3. Move pointers forward: Now, we have completed the reversal of node 1. Next, we need to process node 2. We move the prev pointer to the position of curr (i.e., node 1), and move the curr pointer to the position of next (i.e., node 2). Execute prev = curr (prev = 1), then curr = next (curr = 2).
- Current state: prev = 1, curr = 2, next = 2.
- Current reversed part: 1 -> null
- Remaining linked list: 2 -> 3 -> 4 -> 5 -> null
Step Two: Process the second node (node 2)
1. Save the next node: next = curr.next (next = 3).
2. Reverse the pointer: curr.next = prev. Make the next of node 2 point to node 1. Now the linked list structure is 2 -> 1 -> null.
3. Move pointers forward: prev = curr (prev = 2), curr = next (curr = 3).
- Current state: prev = 2, curr = 3, next = 3.
- Current reversed part: 2 -> 1 -> null
- Remaining linked list: 3 -> 4 -> 5 -> null
Step Three: Process the third node (node 3)
1. Save the next node: next = curr.next (next = 4).
2. Reverse the pointer: curr.next = prev.
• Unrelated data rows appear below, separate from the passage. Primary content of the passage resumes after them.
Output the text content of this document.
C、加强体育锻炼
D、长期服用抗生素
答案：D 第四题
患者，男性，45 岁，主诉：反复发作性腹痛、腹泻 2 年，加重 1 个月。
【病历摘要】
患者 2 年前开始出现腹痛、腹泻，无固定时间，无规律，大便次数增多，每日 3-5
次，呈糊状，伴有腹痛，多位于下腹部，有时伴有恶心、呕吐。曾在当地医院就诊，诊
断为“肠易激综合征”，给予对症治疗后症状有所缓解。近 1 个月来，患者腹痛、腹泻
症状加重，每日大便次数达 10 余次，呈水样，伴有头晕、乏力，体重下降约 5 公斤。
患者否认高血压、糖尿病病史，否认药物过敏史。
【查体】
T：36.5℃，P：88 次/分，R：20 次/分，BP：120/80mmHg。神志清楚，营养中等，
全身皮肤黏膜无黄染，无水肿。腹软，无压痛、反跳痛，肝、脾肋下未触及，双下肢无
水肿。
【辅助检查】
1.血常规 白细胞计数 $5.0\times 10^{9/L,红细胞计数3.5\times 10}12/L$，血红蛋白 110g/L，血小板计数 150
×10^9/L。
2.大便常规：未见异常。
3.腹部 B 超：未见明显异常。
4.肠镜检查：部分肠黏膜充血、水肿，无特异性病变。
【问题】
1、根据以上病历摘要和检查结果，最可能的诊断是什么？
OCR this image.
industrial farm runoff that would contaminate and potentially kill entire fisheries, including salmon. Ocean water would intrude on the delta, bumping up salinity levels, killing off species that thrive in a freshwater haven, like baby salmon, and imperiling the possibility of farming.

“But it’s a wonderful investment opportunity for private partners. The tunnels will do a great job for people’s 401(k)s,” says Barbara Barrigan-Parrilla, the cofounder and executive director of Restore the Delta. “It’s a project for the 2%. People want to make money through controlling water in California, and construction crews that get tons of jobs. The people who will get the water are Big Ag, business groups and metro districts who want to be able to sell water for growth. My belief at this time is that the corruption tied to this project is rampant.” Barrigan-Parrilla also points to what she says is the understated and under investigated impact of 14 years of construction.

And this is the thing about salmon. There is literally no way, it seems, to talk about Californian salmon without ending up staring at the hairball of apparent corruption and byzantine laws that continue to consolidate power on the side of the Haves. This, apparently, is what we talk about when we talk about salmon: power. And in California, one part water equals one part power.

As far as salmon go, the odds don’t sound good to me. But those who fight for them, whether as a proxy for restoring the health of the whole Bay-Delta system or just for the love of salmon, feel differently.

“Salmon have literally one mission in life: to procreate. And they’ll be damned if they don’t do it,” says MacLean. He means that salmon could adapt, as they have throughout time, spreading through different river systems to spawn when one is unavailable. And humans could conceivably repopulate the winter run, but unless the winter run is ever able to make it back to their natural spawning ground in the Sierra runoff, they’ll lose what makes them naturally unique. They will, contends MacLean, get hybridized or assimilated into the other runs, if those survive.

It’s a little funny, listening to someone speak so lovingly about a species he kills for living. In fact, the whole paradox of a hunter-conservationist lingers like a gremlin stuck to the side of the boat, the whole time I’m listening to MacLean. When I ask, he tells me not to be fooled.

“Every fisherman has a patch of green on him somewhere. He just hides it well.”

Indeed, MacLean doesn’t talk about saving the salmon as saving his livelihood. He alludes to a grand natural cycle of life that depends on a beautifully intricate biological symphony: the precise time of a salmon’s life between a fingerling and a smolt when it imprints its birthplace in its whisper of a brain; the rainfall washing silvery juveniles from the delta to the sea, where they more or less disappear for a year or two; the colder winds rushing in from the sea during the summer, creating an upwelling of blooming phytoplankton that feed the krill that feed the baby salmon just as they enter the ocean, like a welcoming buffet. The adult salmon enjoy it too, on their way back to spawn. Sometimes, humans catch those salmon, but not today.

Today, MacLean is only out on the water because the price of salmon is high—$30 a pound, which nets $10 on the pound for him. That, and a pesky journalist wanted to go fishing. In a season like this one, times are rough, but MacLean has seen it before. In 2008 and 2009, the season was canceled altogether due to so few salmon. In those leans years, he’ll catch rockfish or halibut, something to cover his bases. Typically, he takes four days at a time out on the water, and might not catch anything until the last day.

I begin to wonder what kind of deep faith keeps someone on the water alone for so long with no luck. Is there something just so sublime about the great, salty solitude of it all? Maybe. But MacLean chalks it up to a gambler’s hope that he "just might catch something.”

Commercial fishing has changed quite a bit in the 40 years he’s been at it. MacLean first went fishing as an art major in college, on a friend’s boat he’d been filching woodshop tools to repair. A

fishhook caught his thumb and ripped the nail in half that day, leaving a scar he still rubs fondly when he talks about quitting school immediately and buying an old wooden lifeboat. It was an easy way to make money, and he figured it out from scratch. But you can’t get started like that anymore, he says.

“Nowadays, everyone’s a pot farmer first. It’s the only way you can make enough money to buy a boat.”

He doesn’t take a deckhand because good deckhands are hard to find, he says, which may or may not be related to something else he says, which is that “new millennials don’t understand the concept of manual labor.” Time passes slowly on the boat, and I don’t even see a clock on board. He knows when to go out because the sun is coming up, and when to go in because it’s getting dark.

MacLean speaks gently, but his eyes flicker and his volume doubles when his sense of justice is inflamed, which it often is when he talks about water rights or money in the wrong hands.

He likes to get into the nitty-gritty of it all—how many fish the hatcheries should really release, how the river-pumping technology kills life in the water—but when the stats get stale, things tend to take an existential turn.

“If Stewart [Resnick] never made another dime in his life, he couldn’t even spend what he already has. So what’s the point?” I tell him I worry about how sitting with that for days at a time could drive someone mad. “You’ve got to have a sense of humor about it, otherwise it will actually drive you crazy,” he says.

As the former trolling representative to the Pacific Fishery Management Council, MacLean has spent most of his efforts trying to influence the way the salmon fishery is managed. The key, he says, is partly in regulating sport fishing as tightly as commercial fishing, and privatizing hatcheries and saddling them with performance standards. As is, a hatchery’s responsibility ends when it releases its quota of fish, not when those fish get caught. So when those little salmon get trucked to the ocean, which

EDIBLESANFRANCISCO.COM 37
Make the next of node 3 point to node 2. Now the linked list structure is 3 -> 2 -> 1 -> null.
3. Move pointers forward: prev = curr (prev = 3), curr = next (curr = 4).
- Current state: prev = 3, curr = 4, next = 4.
- Current reversed part: 3 -> 2 -> 1 -> null
- Remaining linked list: 4 -> 5 -> null
Steps Four and Five: And so on...
- We repeat this process until the last node (node 5) is processed.
Step Six: Process the last node (node 5) and termination condition
1. At this point, curr points to node 5, and prev points to node 4. The linked list state is 4 -> 3 -> 2 -> 1 -> null, remaining 5 -> null.
2. Save the next node: next = curr.next (next = null).
3. Reverse the pointer: curr.next = prev. Make the next of node 5 point to node 4. The linked list structure becomes 5 -> 4 -> 3 -> 2 -> 1 -> null.
4. Move pointers forward: prev = curr (prev = 5), curr = next (curr = null).
- Now, the curr pointer is null, which means we have traversed all nodes of the original linked list.
Return Result
- After the loop ends, the prev pointer points to the head node of the new reversed linked list, which is the tail node of the original list (node 5). Therefore, we finally return prev.

Summary
The core of this iterative algorithm lies in performing the same four operations in each step:

Temporarily save the next node of the current node (next = curr.next).
Make the current node's pointer point to the previous node (reversal operation, curr.next = prev).
Move the prev pointer forward (prev = curr).
Move the curr pointer forward (curr = next).

The loop terminates when the curr pointer becomes null. The time complexity of the entire algorithm is O(n), where n is the length of the linked list, because we only traverse the list once. The space complexity is O(1), as we only use a few fixed pointers and no additional data structures.